Urschel J D, Antkowiak J G, Takita H
Department of Thoracic Surgery, Roswell Park Cancer Institute, Buffalo, New York 14263-0001, USA.
Am J Med Sci. 1997 Nov;314(5):284-6. doi: 10.1097/00000441-199711000-00002.
Occult ischemia of the mobilized gastric fundus is an important etiologic factor for esophagogastric anastomotic leaks after esophagectomy. Postoperative gastric distention is another possible predisposing factor for anastomotic leakage. We hypothesized that gastric distention could worsen gastric ischemia. To test this hypothesis, gastric tissue perfusion was studied in 20 Sprague-Dawley rats. Baseline serosal gastric tissue perfusion was measured by laser-Doppler flowmetry at a point 10 mm distal to the gastroesophageal junction. Perfusion was measured after left gastric artery occlusion, gastric distention to 20 cm water pressure, and combined left gastric artery occlusion and gastric distention. Gastric tissue perfusion (in tissue perfusion units, TPU) was 64.2 +/- 9.1 TPU at baseline measurement, 18.6 +/- 4.3 TPU after left gastric artery occlusion, 22.0 +/- 4.1 TPU after gastric distention, and 7.8 +/- 1.8 TPU after combined left gastric artery occlusion and gastric distention. Distention (P < 0.0001) and arterial occlusion (P < 0.0001) both reduced gastric tissue perfusion; of the two, arterial occlusion produced the greatest reduction in perfusion (P < 0.021). The combination of distention and arterial occlusion caused greater reduction in gastric perfusion than either factor alone (P < 0.0001). In this model, gastric distention exacerbated the ischemia produced by partial gastric devascularization. In clinical esophageal surgery, postoperative gastric distention may similarly potentiate the ischemic effects of gastric transposition for esophageal reconstruction.
游离胃底的隐匿性缺血是食管切除术后食管胃吻合口漏的重要病因。
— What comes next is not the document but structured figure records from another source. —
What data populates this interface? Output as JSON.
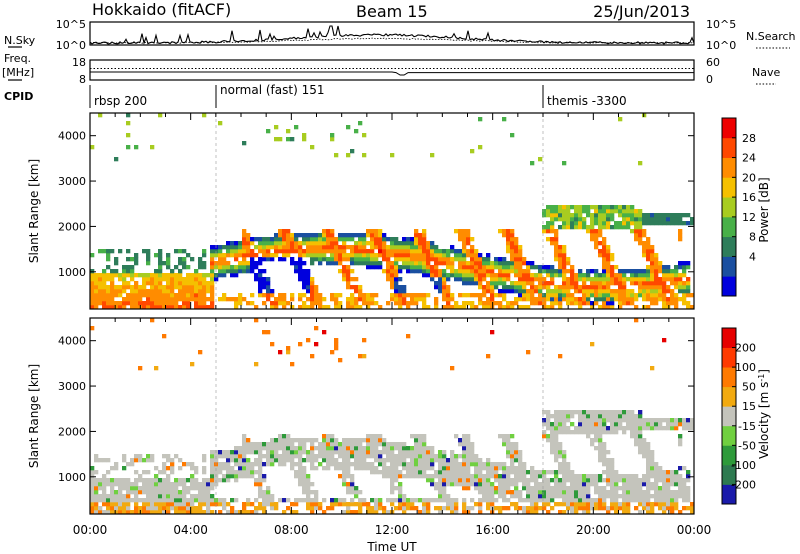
{
  "header": {
    "station": "Hokkaido (fitACF)",
    "beam": "Beam 15",
    "date": "25/Jun/2013"
  },
  "nsky_panel": {
    "left_label": "N.Sky",
    "left_ticks": [
      "10^5",
      "10^0"
    ],
    "right_ticks": [
      "10^5",
      "10^0"
    ],
    "right_label": "N.Search"
  },
  "freq_panel": {
    "left_label_1": "Freq.",
    "left_label_2": "[MHz]",
    "left_ticks": [
      "18",
      "8"
    ],
    "right_ticks": [
      "60",
      "0"
    ],
    "right_label": "Nave"
  },
  "cpid_panel": {
    "label": "CPID",
    "segments": [
      {
        "label": "rbsp 200",
        "start_hour": 0
      },
      {
        "label": "normal (fast) 151",
        "start_hour": 5
      },
      {
        "label": "themis -3300",
        "start_hour": 18
      }
    ]
  },
  "chart_data": [
    {
      "type": "heatmap",
      "name": "power",
      "ylabel": "Slant Range [km]",
      "xlim_hours": [
        0,
        24
      ],
      "ylim": [
        180,
        4500
      ],
      "yticks": [
        "1000",
        "2000",
        "3000",
        "4000"
      ],
      "colorbar_label": "Power [dB]",
      "colorbar_ticks": [
        "28",
        "24",
        "20",
        "16",
        "12",
        "8",
        "4"
      ],
      "colorbar_colors": [
        "#0000dd",
        "#1a4fa0",
        "#2e7d5a",
        "#48b048",
        "#a8cc20",
        "#f5c000",
        "#ff8c00",
        "#ff4800",
        "#ee0000"
      ]
    },
    {
      "type": "heatmap",
      "name": "velocity",
      "ylabel": "Slant Range [km]",
      "xlabel": "Time UT",
      "xlim_hours": [
        0,
        24
      ],
      "ylim": [
        180,
        4500
      ],
      "yticks": [
        "1000",
        "2000",
        "3000",
        "4000"
      ],
      "xticks": [
        "00:00",
        "04:00",
        "08:00",
        "12:00",
        "16:00",
        "20:00",
        "00:00"
      ],
      "colorbar_label": "Velocity [m s",
      "colorbar_label_sup": "-1",
      "colorbar_label_end": "]",
      "colorbar_ticks": [
        "200",
        "100",
        "50",
        "15",
        "-15",
        "-50",
        "-100",
        "-200"
      ],
      "colorbar_colors": [
        "#1a1aaa",
        "#2e7a50",
        "#2e9a3a",
        "#70d040",
        "#c4c4bc",
        "#f2aa10",
        "#ff7a00",
        "#ff3a00",
        "#e60000"
      ]
    }
  ]
}
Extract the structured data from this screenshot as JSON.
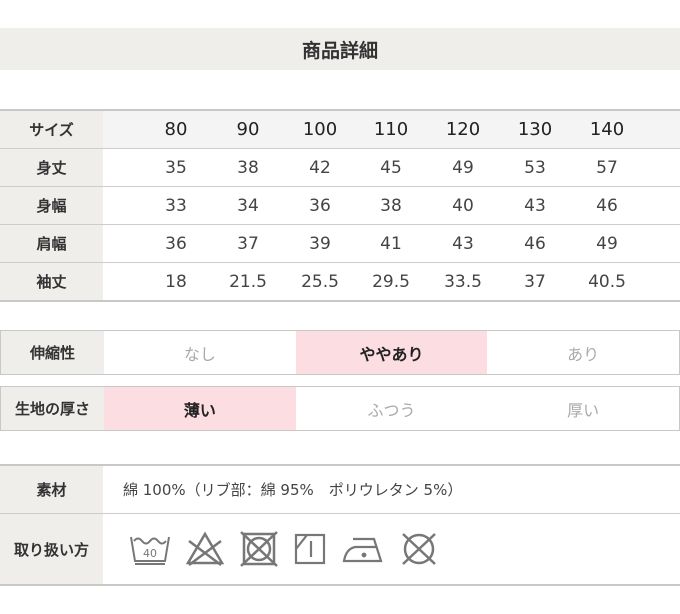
{
  "title": "商品詳細",
  "size_table": {
    "header_label": "サイズ",
    "sizes": [
      "80",
      "90",
      "100",
      "110",
      "120",
      "130",
      "140"
    ],
    "rows": [
      {
        "label": "身丈",
        "values": [
          "35",
          "38",
          "42",
          "45",
          "49",
          "53",
          "57"
        ]
      },
      {
        "label": "身幅",
        "values": [
          "33",
          "34",
          "36",
          "38",
          "40",
          "43",
          "46"
        ]
      },
      {
        "label": "肩幅",
        "values": [
          "36",
          "37",
          "39",
          "41",
          "43",
          "46",
          "49"
        ]
      },
      {
        "label": "袖丈",
        "values": [
          "18",
          "21.5",
          "25.5",
          "29.5",
          "33.5",
          "37",
          "40.5"
        ]
      }
    ]
  },
  "stretch": {
    "label": "伸縮性",
    "options": [
      "なし",
      "ややあり",
      "あり"
    ],
    "selected": "ややあり"
  },
  "thickness": {
    "label": "生地の厚さ",
    "options": [
      "薄い",
      "ふつう",
      "厚い"
    ],
    "selected": "薄い"
  },
  "material": {
    "label": "素材",
    "value": "綿 100%（リブ部：綿 95%　ポリウレタン 5%）"
  },
  "care": {
    "label": "取り扱い方",
    "icons": [
      "wash-40-icon",
      "no-bleach-icon",
      "no-tumble-dry-icon",
      "drip-dry-icon",
      "iron-low-icon",
      "no-dry-clean-icon"
    ],
    "wash_temp": "40"
  },
  "colors": {
    "label_bg": "#efeeeb",
    "selected_bg": "#fbdde2"
  }
}
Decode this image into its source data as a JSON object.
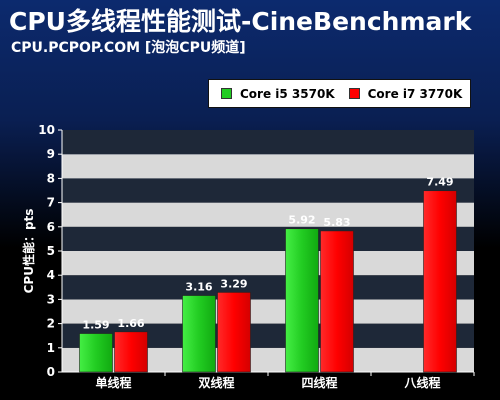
{
  "header": {
    "title": "CPU多线程性能测试-CineBenchmark",
    "subtitle": "CPU.PCPOP.COM [泡泡CPU频道]"
  },
  "colors": {
    "i5": "#22cc22",
    "i7": "#ff0000",
    "band_light": "#d9d9d9",
    "band_dark": "#1e2838"
  },
  "chart_data": {
    "type": "bar",
    "title": "CPU多线程性能测试-CineBenchmark",
    "ylabel": "CPU性能：pts",
    "xlabel": "",
    "ylim": [
      0,
      10
    ],
    "yticks": [
      "0",
      "1",
      "2",
      "3",
      "4",
      "5",
      "6",
      "7",
      "8",
      "9",
      "10"
    ],
    "categories": [
      "单线程",
      "双线程",
      "四线程",
      "八线程"
    ],
    "legend_position": "top-right",
    "grid": true,
    "series": [
      {
        "name": "Core i5 3570K",
        "color": "#22cc22",
        "values": [
          1.59,
          3.16,
          5.92,
          null
        ]
      },
      {
        "name": "Core i7 3770K",
        "color": "#ff0000",
        "values": [
          1.66,
          3.29,
          5.83,
          7.49
        ]
      }
    ],
    "labels": [
      [
        "1.59",
        "3.16",
        "5.92",
        ""
      ],
      [
        "1.66",
        "3.29",
        "5.83",
        "7.49"
      ]
    ]
  }
}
术后胃扩张是吻合口漏的另一个可能的诱发因素。我们推测胃扩张会加重胃缺血。为了验证这一假设,对20只Sprague-Dawley大鼠的胃组织灌注进行了研究。通过激光多普勒血流仪在胃食管交界处远端10毫米处测量基线浆膜胃组织灌注。在左胃动脉闭塞、胃扩张至20厘米水柱压力以及左胃动脉闭塞与胃扩张联合作用后测量灌注。胃组织灌注(以组织灌注单位,TPU计)在基线测量时为64.2±9.1 TPU,左胃动脉闭塞后为18.6±4.3 TPU,胃扩张后为22.0±4.1 TPU,左胃动脉闭塞与胃扩张联合作用后为7.8±1.8 TPU。扩张(P<0.0001)和动脉闭塞(P<0.0001)均降低了胃组织灌注;在这两者中,动脉闭塞导致的灌注降低最大(P<0.021)。扩张与动脉闭塞的联合作用导致的胃灌注降低比单独任何一个因素都更大(P<0.0001)。在这个模型中,胃扩张加剧了部分胃血管离断所产生的缺血。在临床食管手术中,术后胃扩张可能同样会增强胃移位用于食管重建时的缺血效应。